With the arrival of my latest Dual Temperature Sensor PCB, it was time to look at power consumption again.
In my last post on the subject in November 2025, I had managed to get consumption down to 30µ. This figure was higher than I wanted, especially as it didn’t include the hardware like the LDO. My benchmark was still the Zigbee version of this sensor, which run at 16µA.
For my power measurements, as always, I used my Nordic Power Profile Kit II.
Reminding me where I was at
I connected the power profiler into the battery terminal of my custom board.
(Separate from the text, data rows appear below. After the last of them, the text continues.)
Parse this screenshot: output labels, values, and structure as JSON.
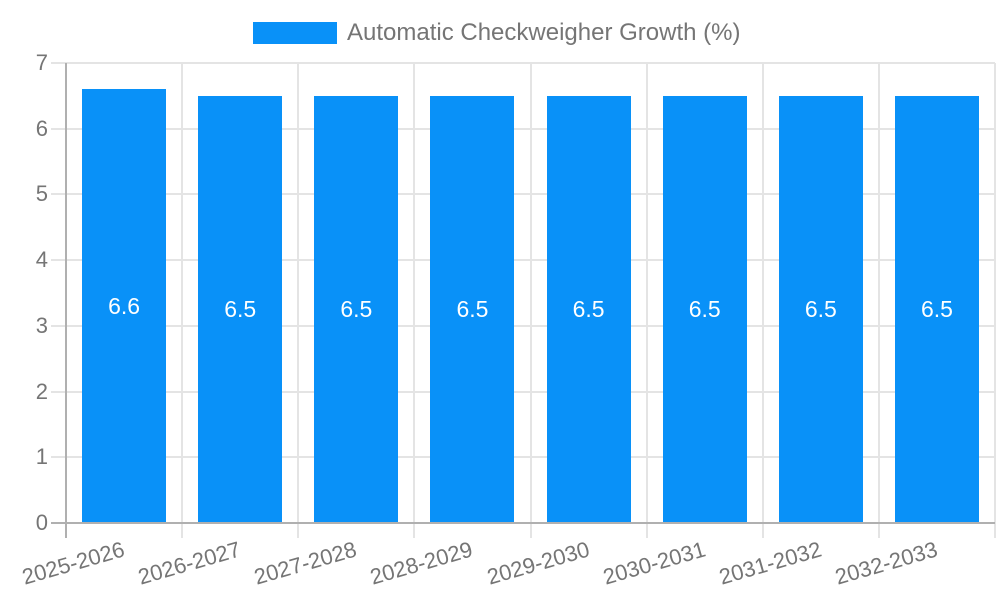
{
  "chart_data": {
    "type": "bar",
    "title": "",
    "legend": {
      "label": "Automatic Checkweigher Growth (%)",
      "position": "top"
    },
    "categories": [
      "2025-2026",
      "2026-2027",
      "2027-2028",
      "2028-2029",
      "2029-2030",
      "2030-2031",
      "2031-2032",
      "2032-2033"
    ],
    "values": [
      6.6,
      6.5,
      6.5,
      6.5,
      6.5,
      6.5,
      6.5,
      6.5
    ],
    "bar_labels": [
      "6.6",
      "6.5",
      "6.5",
      "6.5",
      "6.5",
      "6.5",
      "6.5",
      "6.5"
    ],
    "y_ticks": [
      0,
      1,
      2,
      3,
      4,
      5,
      6,
      7
    ],
    "ylim": [
      0,
      7
    ],
    "xlabel": "",
    "ylabel": "",
    "grid": true,
    "colors": {
      "bar": "#0991f8",
      "bar_label": "#ffffff",
      "axis_text": "#757575",
      "grid_light": "#e4e4e4",
      "grid_dark": "#b0b0b0",
      "background": "#ffffff"
    }
  }
}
This would sure all power was accounted for, not just the nRF54L15 module itself.
After commissioning, my consumption was a respectable 58µA. This was higher than my first go for two main reasons. First, I had increased the reading frequency. Second, this included *all* the hardware.

What troubled me was the noise of the sleep periods.

If we zoom in, this looks like something ticking along. The base consumption is also over 40µA.

According to Nordic, the idle current should only be 5 or 6µA. The LDO I’m using, MCP1700T-2202E/TT, has a quiescent current of around 2µA,. That meant it shouldn’t be consuming more than 10µA.
Back to basics
A phrase I use a lot 🙂
I needed to understand what my PCB did with minimal code. No Matter, no ADC, no ICD, just code that puts the chip to sleep.
System Off
I installed the Zephyr System Off sample onto my custom PCB and the results were amazing.

You can see, it starts off busy and before going flat.
Once the device went to sleep, the power consumption was almost non-existent!

Again, this 5µ included all the electronics, including the LDO.
Now I knew what was possible when the chip was asleep.
Help from Temboo
I have been testing out this AI Coding assistant called Temboo.
The kind folks at Temboo had given me some free tokens, so I asked it to check my configuration.
It recommended a few more flags to be changed and also told me what peripherals I should disable. I followed its advice and after flashing, I saw a small reduction in the 1-minute average power.

This would give 240 days from a 240mAh battery.
Whilst I reviewed the trace, I began to wonder if I was chasing the most difficult optimizations. My ADC code, after all, was using a lot of power. Here are the two reads of the ADC PINS

When I switch the power pin on, you can see a there is block of power consumption, which is 300µA! Nothing is actually happening here, I’m just allowing the voltage to settle. I began to wonder if 50ms was too long to wait.
That helped a little bit

At 38µA, a 240mAh battery would last for ~260 days.
That said, it still looked still far too busy when idle!

Interrupts
On a whim, I decided to post this question to Reddit’s r/embedded channel.
One user, @allo37 suggested it might be a problem with interrupts.
I was using interrupts for the reset button logic.
That led me to this post: https://devzone.nordicsemi.com/f/nordic-q-a/79239/gpio-interrupts-cause-high-current-consumption-during-sleep-on-nrf9160-and-nrf52833
Following the advice, I changed the Interrupt flag from GPIO_INT_EDGE_BOTH to GPIO_INT_LEVEL_HIGH.
The consumption dropped dramatically!

An average of 18µA was 1.5 *YEARS* on my 240mAh battery!!!
That’ll do pig, that’ll do!
I was now back in annual battery life territory, so I was very happy.
With power consumption down this low, I could now update my PCB design to incorporate a coin battery holder. This was massive.